I just successfully (I think… no problems noticed so far) upgraded my old laptop to Fedora 42. It boots, and a rudimentary set of tests seems to indicate that all is working properly.
On the latter page, there are a lot of post-install steps. Could anyone comment on any of these steps? Any comments whatsoever are welcome for the steps starting with the section entitled " Fedora Post-Upgrade Cleanup (Optional but Recommended)"
I have been avoiding the Discover method since I started using Fedora. I have been a bit fearful because I had bad experiences with Discover when I was still on kubuntu and Debian previously. I would update my system regularly using Discover, and twice (two different distributions) I bolloxed up my system.
A buddy of mine told me that he had the same problem and had then just started using dnf from the command line. I can’t say exactly what happened, but this is why I have been trying to get a good command and understanding of dnf, which is how I’ve been updating my Fedora distribution regularly.
However, perhaps doing a full release upgrade is different. And you confirmed that it works. I think I’ll try it on my desktop.
It worked for me; made sure F41 was fully upgraded first and then did the upgrade to 42 after that.
I believe what makes the process safe is that Discover only downloads and verifies the packages while logged in. Then the PC is rebooted and the new packages are installed before you log in again?

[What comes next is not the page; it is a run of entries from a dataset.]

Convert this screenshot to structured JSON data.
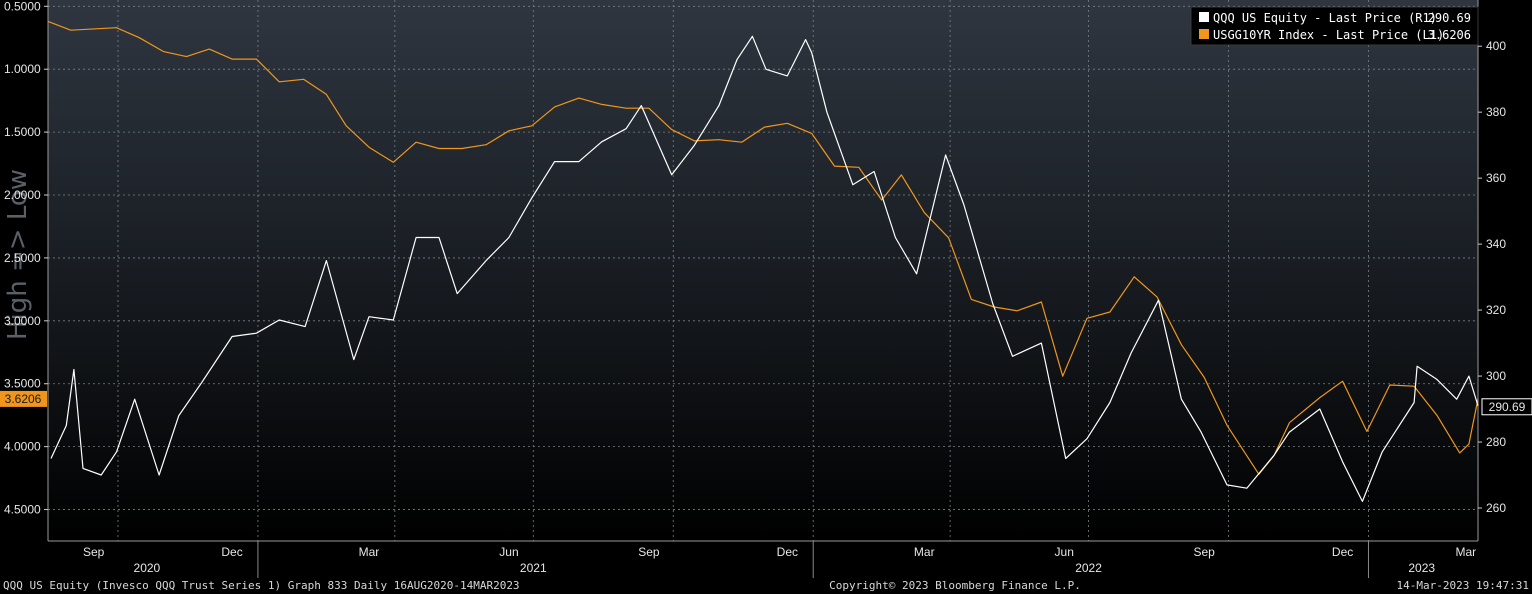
{
  "chart_data": {
    "type": "line",
    "background_label": "High => Low",
    "x_range": [
      "2020-08-16",
      "2023-03-14"
    ],
    "left_axis": {
      "ticks": [
        "0.5000",
        "1.0000",
        "1.5000",
        "2.0000",
        "2.5000",
        "3.0000",
        "3.5000",
        "4.0000",
        "4.5000"
      ],
      "range": [
        0.45,
        4.75
      ],
      "inverted": true
    },
    "right_axis": {
      "ticks": [
        "400",
        "380",
        "360",
        "340",
        "320",
        "300",
        "280",
        "260"
      ],
      "range": [
        250,
        414
      ]
    },
    "month_ticks": [
      "Sep",
      "Dec",
      "Mar",
      "Jun",
      "Sep",
      "Dec",
      "Mar",
      "Jun",
      "Sep",
      "Dec",
      "Mar"
    ],
    "year_labels": [
      "2020",
      "2021",
      "2022",
      "2023"
    ],
    "grid": true,
    "legend_position": "top-right",
    "series": [
      {
        "name": "QQQ US Equity - Last Price (R1)",
        "last_value": "290.69",
        "color": "#ffffff",
        "axis": "right",
        "points": [
          [
            "2020-08-18",
            275
          ],
          [
            "2020-08-28",
            285
          ],
          [
            "2020-09-02",
            302
          ],
          [
            "2020-09-08",
            272
          ],
          [
            "2020-09-20",
            270
          ],
          [
            "2020-09-30",
            277
          ],
          [
            "2020-10-12",
            293
          ],
          [
            "2020-10-28",
            270
          ],
          [
            "2020-11-10",
            288
          ],
          [
            "2020-11-25",
            298
          ],
          [
            "2020-12-15",
            312
          ],
          [
            "2020-12-31",
            313
          ],
          [
            "2021-01-15",
            317
          ],
          [
            "2021-02-01",
            315
          ],
          [
            "2021-02-15",
            335
          ],
          [
            "2021-03-05",
            305
          ],
          [
            "2021-03-15",
            318
          ],
          [
            "2021-03-31",
            317
          ],
          [
            "2021-04-15",
            342
          ],
          [
            "2021-04-30",
            342
          ],
          [
            "2021-05-12",
            325
          ],
          [
            "2021-05-31",
            335
          ],
          [
            "2021-06-15",
            342
          ],
          [
            "2021-06-30",
            354
          ],
          [
            "2021-07-15",
            365
          ],
          [
            "2021-07-31",
            365
          ],
          [
            "2021-08-15",
            371
          ],
          [
            "2021-08-31",
            375
          ],
          [
            "2021-09-10",
            382
          ],
          [
            "2021-09-30",
            361
          ],
          [
            "2021-10-15",
            370
          ],
          [
            "2021-10-31",
            382
          ],
          [
            "2021-11-12",
            396
          ],
          [
            "2021-11-22",
            403
          ],
          [
            "2021-12-01",
            393
          ],
          [
            "2021-12-15",
            391
          ],
          [
            "2021-12-27",
            402
          ],
          [
            "2021-12-31",
            398
          ],
          [
            "2022-01-10",
            380
          ],
          [
            "2022-01-27",
            358
          ],
          [
            "2022-02-10",
            362
          ],
          [
            "2022-02-24",
            342
          ],
          [
            "2022-03-10",
            331
          ],
          [
            "2022-03-29",
            367
          ],
          [
            "2022-04-10",
            352
          ],
          [
            "2022-04-29",
            322
          ],
          [
            "2022-05-12",
            306
          ],
          [
            "2022-05-31",
            310
          ],
          [
            "2022-06-16",
            275
          ],
          [
            "2022-06-30",
            281
          ],
          [
            "2022-07-15",
            292
          ],
          [
            "2022-07-29",
            307
          ],
          [
            "2022-08-16",
            323
          ],
          [
            "2022-08-31",
            293
          ],
          [
            "2022-09-13",
            283
          ],
          [
            "2022-09-30",
            267
          ],
          [
            "2022-10-13",
            266
          ],
          [
            "2022-10-31",
            276
          ],
          [
            "2022-11-10",
            283
          ],
          [
            "2022-11-30",
            290
          ],
          [
            "2022-12-15",
            274
          ],
          [
            "2022-12-28",
            262
          ],
          [
            "2023-01-10",
            277
          ],
          [
            "2023-01-31",
            292
          ],
          [
            "2023-02-02",
            303
          ],
          [
            "2023-02-15",
            299
          ],
          [
            "2023-02-28",
            293
          ],
          [
            "2023-03-08",
            300
          ],
          [
            "2023-03-14",
            291
          ]
        ]
      },
      {
        "name": "USGG10YR Index - Last Price (L1)",
        "last_value": "3.6206",
        "color": "#f0961c",
        "axis": "left",
        "points": [
          [
            "2020-08-16",
            0.62
          ],
          [
            "2020-08-31",
            0.69
          ],
          [
            "2020-09-30",
            0.67
          ],
          [
            "2020-10-15",
            0.75
          ],
          [
            "2020-10-31",
            0.86
          ],
          [
            "2020-11-15",
            0.9
          ],
          [
            "2020-11-30",
            0.84
          ],
          [
            "2020-12-15",
            0.92
          ],
          [
            "2020-12-31",
            0.92
          ],
          [
            "2021-01-15",
            1.1
          ],
          [
            "2021-01-31",
            1.08
          ],
          [
            "2021-02-15",
            1.2
          ],
          [
            "2021-02-28",
            1.45
          ],
          [
            "2021-03-15",
            1.62
          ],
          [
            "2021-03-31",
            1.74
          ],
          [
            "2021-04-15",
            1.58
          ],
          [
            "2021-04-30",
            1.63
          ],
          [
            "2021-05-15",
            1.63
          ],
          [
            "2021-05-31",
            1.6
          ],
          [
            "2021-06-15",
            1.49
          ],
          [
            "2021-06-30",
            1.45
          ],
          [
            "2021-07-15",
            1.3
          ],
          [
            "2021-07-31",
            1.23
          ],
          [
            "2021-08-15",
            1.28
          ],
          [
            "2021-08-31",
            1.31
          ],
          [
            "2021-09-15",
            1.31
          ],
          [
            "2021-09-30",
            1.48
          ],
          [
            "2021-10-15",
            1.57
          ],
          [
            "2021-10-31",
            1.56
          ],
          [
            "2021-11-15",
            1.58
          ],
          [
            "2021-11-30",
            1.46
          ],
          [
            "2021-12-15",
            1.43
          ],
          [
            "2021-12-31",
            1.51
          ],
          [
            "2022-01-15",
            1.77
          ],
          [
            "2022-01-31",
            1.78
          ],
          [
            "2022-02-15",
            2.04
          ],
          [
            "2022-02-28",
            1.84
          ],
          [
            "2022-03-15",
            2.14
          ],
          [
            "2022-03-31",
            2.34
          ],
          [
            "2022-04-15",
            2.83
          ],
          [
            "2022-04-30",
            2.89
          ],
          [
            "2022-05-15",
            2.92
          ],
          [
            "2022-05-31",
            2.85
          ],
          [
            "2022-06-14",
            3.44
          ],
          [
            "2022-06-30",
            2.98
          ],
          [
            "2022-07-15",
            2.93
          ],
          [
            "2022-07-31",
            2.65
          ],
          [
            "2022-08-15",
            2.81
          ],
          [
            "2022-08-31",
            3.19
          ],
          [
            "2022-09-15",
            3.45
          ],
          [
            "2022-09-30",
            3.83
          ],
          [
            "2022-10-21",
            4.22
          ],
          [
            "2022-10-31",
            4.07
          ],
          [
            "2022-11-10",
            3.81
          ],
          [
            "2022-11-30",
            3.61
          ],
          [
            "2022-12-15",
            3.48
          ],
          [
            "2022-12-31",
            3.88
          ],
          [
            "2023-01-15",
            3.51
          ],
          [
            "2023-01-31",
            3.52
          ],
          [
            "2023-02-15",
            3.75
          ],
          [
            "2023-03-02",
            4.05
          ],
          [
            "2023-03-08",
            3.98
          ],
          [
            "2023-03-14",
            3.62
          ]
        ]
      }
    ]
  },
  "footer": {
    "left": "QQQ US Equity (Invesco QQQ Trust Series 1) Graph 833  Daily 16AUG2020-14MAR2023",
    "center": "Copyright© 2023 Bloomberg Finance L.P.",
    "right": "14-Mar-2023 19:47:31"
  }
}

Right, I have fully upgraded my desktop system this morning (the one I will upgrade to F42).
And I have not tried Discover on Fedora yet, so I’m not worried especially as you said it was successful for you. My problems mixing the use of dnf and Discover were on Ubuntu and kubuntu and Debian in the past.
So far my experience is that Fedora is a lot more stable than other distros.
KDE on Fedora is not the same experience as Ubuntu for sure. Back when I was distro hopping, KDE Ubuntu was crash happy and felt barely-integrated into the Canonical ecosystem.
I’ve also found DNF’s dependency resolver much, much more robust than APT. I was able consistently get Debian and Ubuntu into unrecoverable states installing then removing 32-bit libraries, especially Wine.
Fedora on the other hand feels first-class and it’s obvious that lots of the developers daily-drive and dog-food Plasma Desktop on their own systems. Expect offline updates from Discover to work reliably.